De manera entonces que, teniendo en cuenta lo señalado, la cuestión resulta ser más profunda: la tantas veces referida erosión del vínculo entre representantes y representados (no es casual que por estos días se recordara cuando “Clemente”, el recordado personaje de Caloi, había sacado más votos que muchos candidatos juntos, en el contexto de la crisis de 2001-2002, como expresión de un “voto bronca”).
En la época actual, signada por el individualismo rampante y las redes sociales, éstas se han convertido en un ámbito para verter gustos y disgustos, amores y desamores, según ese costado pasional constitutivo de la política. De manera entonces que no es extraño pensar que parte de la ciudadanía prefiera “manifestarse” en la virtualidad, es decir, en una realidad paralela, sin siquiera preocuparse por ir hasta el local de votación que le corresponde. Acaso aquí esté rondando la noción -posiblemente de manera reconfigurada en cada uno y cada una- que alguna vez expresó Roberto Gargarella refiriéndose al voto como una suerte de “piedra tirada contra una pared”.
Más allá o más acá del universo (paralelo) de las redes sociales, una suerte de “corte de los milagros” de la que hablara Victor Hugo en Notre-Dame de París (1830), no deja de ser atendible el impacto que en los sectores medios y populares vienen teniendo las erráticas políticas económicas implementadas desde hace más de una década. En un país donde a muchas familias les cuesta desde hace mucho tiempo poner un plato de comida sobre la mesa, donde muchos niños y jubilados padecen el abandono del Estado, y muchos jóvenes no avizoran un futuro prometedor, no resulta extraño que la dimensión formal o procedimental de la democracia tal vez les resulte muy lejana y hasta ineficaz.
No se trata de justificar esta perspectiva, sino de comprenderla.
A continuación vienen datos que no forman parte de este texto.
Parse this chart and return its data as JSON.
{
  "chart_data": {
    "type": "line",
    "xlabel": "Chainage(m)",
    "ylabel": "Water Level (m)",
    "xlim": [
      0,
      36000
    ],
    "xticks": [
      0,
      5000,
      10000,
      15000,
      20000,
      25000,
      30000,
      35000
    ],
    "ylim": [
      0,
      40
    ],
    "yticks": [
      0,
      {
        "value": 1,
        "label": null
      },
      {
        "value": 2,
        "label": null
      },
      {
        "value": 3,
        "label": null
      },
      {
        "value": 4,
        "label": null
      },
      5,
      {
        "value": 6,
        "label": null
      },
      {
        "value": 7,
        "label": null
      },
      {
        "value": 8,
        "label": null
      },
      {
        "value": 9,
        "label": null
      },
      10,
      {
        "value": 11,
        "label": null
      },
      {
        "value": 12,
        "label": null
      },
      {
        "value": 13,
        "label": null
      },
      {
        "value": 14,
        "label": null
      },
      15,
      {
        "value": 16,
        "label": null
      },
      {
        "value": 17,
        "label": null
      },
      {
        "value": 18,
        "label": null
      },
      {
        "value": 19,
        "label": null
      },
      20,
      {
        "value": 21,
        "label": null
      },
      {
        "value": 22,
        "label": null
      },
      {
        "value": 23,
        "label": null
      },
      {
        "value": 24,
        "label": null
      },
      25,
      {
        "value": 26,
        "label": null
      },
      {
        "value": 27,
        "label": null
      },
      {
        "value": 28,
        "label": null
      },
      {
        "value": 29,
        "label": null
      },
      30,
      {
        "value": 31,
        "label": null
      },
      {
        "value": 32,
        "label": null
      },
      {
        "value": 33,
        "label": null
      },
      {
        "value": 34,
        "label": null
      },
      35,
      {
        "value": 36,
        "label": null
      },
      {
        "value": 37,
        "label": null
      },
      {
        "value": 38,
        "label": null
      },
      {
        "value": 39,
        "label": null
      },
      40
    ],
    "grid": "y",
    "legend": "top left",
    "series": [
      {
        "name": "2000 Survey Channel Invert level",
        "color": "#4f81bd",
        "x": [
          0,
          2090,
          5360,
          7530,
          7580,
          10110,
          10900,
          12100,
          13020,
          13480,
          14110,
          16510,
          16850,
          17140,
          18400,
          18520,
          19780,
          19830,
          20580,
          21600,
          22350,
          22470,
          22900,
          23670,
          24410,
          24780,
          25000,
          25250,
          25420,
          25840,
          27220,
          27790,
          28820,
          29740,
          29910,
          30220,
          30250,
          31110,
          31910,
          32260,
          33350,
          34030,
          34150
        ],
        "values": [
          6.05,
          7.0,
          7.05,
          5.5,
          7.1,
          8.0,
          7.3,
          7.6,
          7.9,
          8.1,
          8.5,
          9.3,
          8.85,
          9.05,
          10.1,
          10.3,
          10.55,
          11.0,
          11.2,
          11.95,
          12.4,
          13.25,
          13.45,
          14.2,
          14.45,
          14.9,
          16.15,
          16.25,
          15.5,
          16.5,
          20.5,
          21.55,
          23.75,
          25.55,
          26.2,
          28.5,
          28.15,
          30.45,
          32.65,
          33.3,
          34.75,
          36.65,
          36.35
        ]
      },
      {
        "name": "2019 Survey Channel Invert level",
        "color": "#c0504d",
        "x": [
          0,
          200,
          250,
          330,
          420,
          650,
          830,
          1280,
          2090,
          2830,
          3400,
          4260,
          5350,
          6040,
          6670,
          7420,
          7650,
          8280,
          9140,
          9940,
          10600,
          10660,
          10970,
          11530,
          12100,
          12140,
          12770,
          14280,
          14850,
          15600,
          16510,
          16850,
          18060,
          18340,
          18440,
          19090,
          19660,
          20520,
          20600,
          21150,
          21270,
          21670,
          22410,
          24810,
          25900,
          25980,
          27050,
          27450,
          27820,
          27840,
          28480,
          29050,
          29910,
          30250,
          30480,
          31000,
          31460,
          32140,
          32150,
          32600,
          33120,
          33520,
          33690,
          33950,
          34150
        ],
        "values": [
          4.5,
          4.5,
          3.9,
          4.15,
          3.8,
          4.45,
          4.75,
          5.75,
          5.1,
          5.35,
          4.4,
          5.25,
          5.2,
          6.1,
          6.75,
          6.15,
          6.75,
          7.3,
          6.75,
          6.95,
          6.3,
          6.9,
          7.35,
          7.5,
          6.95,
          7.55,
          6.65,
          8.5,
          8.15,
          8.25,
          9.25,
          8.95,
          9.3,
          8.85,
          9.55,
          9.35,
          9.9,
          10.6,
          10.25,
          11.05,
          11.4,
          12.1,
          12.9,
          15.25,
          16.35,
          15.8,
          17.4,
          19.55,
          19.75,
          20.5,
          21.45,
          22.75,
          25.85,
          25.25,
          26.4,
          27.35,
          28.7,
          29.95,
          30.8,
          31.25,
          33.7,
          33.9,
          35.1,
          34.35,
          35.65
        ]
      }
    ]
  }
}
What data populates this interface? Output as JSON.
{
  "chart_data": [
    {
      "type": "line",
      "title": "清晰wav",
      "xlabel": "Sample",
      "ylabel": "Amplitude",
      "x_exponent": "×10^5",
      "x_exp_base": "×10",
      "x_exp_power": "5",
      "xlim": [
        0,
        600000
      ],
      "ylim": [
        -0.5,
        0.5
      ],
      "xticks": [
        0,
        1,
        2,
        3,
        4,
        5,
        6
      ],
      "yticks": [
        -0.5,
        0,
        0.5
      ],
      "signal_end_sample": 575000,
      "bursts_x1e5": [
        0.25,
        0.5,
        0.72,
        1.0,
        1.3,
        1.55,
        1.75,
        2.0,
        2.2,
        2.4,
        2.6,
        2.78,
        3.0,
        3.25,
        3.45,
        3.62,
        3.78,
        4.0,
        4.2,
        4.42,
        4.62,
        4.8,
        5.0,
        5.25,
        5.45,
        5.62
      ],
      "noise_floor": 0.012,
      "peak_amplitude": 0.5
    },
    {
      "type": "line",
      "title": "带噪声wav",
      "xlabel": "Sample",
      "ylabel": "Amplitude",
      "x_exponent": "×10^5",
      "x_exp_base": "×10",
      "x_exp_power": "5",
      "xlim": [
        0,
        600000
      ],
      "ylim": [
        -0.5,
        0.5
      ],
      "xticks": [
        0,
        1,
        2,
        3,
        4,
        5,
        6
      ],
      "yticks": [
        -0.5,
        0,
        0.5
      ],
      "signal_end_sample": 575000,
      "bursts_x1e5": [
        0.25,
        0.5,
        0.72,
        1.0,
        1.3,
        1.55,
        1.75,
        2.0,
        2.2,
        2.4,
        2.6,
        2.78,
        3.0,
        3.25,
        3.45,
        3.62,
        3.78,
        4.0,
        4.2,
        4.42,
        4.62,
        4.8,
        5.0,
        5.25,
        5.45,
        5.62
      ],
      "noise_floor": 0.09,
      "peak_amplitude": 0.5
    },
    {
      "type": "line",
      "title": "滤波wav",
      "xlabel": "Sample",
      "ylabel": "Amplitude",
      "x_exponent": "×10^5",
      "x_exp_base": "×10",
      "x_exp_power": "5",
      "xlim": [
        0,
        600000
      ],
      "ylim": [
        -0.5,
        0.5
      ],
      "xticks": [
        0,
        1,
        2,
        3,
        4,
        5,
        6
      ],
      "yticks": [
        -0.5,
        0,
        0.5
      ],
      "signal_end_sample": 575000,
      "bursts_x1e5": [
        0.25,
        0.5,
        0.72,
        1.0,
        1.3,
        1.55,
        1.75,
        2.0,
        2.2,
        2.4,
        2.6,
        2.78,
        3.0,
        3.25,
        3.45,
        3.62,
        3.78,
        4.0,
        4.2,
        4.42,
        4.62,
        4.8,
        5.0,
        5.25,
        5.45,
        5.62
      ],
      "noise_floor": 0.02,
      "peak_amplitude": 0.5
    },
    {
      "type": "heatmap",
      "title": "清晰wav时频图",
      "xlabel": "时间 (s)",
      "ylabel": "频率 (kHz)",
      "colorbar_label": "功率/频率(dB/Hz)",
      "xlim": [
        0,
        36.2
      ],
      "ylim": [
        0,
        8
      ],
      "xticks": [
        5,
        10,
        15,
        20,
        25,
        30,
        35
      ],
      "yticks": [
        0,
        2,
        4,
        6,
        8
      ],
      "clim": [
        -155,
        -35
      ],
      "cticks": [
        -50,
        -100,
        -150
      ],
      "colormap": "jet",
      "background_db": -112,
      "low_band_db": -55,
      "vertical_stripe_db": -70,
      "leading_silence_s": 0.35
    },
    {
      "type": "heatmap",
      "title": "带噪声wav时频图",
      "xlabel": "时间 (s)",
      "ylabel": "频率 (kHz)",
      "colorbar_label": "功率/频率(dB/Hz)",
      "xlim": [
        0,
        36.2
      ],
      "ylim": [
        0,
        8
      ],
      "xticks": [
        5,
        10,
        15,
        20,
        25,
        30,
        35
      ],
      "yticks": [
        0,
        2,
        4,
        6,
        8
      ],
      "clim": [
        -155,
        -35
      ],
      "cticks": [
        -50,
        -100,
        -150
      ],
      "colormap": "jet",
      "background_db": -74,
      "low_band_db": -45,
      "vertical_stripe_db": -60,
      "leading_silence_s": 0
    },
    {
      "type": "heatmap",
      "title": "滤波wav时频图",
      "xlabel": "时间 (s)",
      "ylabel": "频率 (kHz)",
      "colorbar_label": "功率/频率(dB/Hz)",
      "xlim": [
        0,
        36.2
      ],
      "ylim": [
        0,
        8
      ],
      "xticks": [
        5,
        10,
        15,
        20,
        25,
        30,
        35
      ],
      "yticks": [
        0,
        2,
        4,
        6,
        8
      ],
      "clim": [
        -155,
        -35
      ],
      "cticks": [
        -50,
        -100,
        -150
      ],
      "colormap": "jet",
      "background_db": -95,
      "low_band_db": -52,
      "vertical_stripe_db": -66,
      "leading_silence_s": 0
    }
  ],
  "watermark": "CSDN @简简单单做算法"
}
Hace más de un siglo, cuando se discutía no la primera ley electoral argentina sino el primer Código Electoral Nacional, popularmente conocido como “Ley Saénz Peña” (Ley 8.871, de 1912), las elites partidarias sostenían que el sufragio debía ser obligatorio, de manera que los inmigrantes se involucraran en los asuntos públicos. En este sentido, la formación del gobierno a través del sufragio popular, es un caso eminente de una democracia constitucional. Por eso se decidió, como lo explicara Joaquín V. González, que el sufragio fuese un derecho político pero también un deber de cada ciudadano para con el país.
Tal era la confianza de aquella elite (mayoritariamente conservadora aunque no por eso poco lúcida) en el sufragio, que Migue Ángel Cárcano subtituló su biografía sobre Roque Sáenz Peña como La revolución por los comicios (1963).
Posiblemente esta imagen (idealizada) se haya desvanecido entre nosotros, a manos de lo que la democracia representativa adeuda en materia de calidad de vida de la población. Así, estaríamos ante un régimen donde, de hecho, el sufragio no es obligatorio, al punto de que casi nadie -vayan o no- cree realmente en las sanciones legales por no concurrir a votar.
En este contexto de cambio de época toca a las dirigencias dejar en un segundo plano las disputas mezquinas y cortoplacistas y volver a “enamorar” al “soberano”. Una sociedad que desde hace mucho tiempo anhela justicia y paz, merece que la democracia vuelva a ser una “fiesta” cívica, expresión de lo que Jürgen Habermas denominara como “solidaridad ciudadana” (2004). Del orgullo de Pericles en su célebre “oración fúnebre” en la democracia directa ateniense, pasamos a la famosa súplica del Presidente Lincoln: “Y que el gobierno del pueblo, por el pueblo y para el pueblo, no desaparecerá de la faz de la tierra” (Gettysburg, 1863).
*Doctor en Ciencia Política. Profesor universitario.